La Passerina, in Italia, è al quinto posto per incremento di volumi di vendita. Bene anche il Rosso Piceno doc. La grande fiera internazionale del vino a Verona sta mettendo in gran luce il vigneto marchigiano che negli ultimi 10 anni si è rinnovato. Nelle campagne marchigiane si è dato l’addio a quasi 5mila ettari di vigne (-24%) soprattutto per via di una profonda operazione di rigenerazione che ha puntato soprattutto sulla qualità, sulle varietà autoctone e pratiche green come il biologico.  Via i vecchi impianti non più produttivi, dunque.

“Le scelte delle aziende, molte delle quali giovani, per i nuovi impianti riflettono – spiega Coldiretti – il profondo cambiamento nei consumi, con il ritorno dei vini autoctoni che nel giro di quale anno hanno scalzato quelli internazionali nelle preferenze di consumo degli italiani.
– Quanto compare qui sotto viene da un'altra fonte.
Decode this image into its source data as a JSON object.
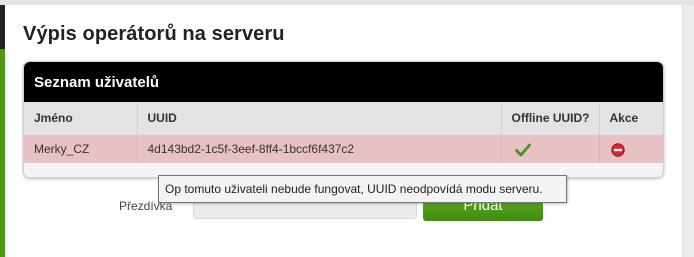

Un trend testimoniato anche dal fatto che nella top ten dei vini che hanno fatto registrare la maggiore crescita di vendite nel 2018 figurano solo bottiglie sovraniste”.

“L’analisi dei consumi e delle scelte dei cittadini confermano il posizionamento di strategia di Coldiretti e degli imprenditori che rappresenta – commenta Maria Letizia Gardoni, presidente di Coldiretti Marche – un successo che nasce necessariamente dall’identità territoriale e dalla capacità saperla raccontare. Le capacità imprenditoriali sono necessarie ma non bastano: occorre un sistema strutturato di promozione che possa aiutare anche le piccole e medie imprese nell’internazionalizzazione”.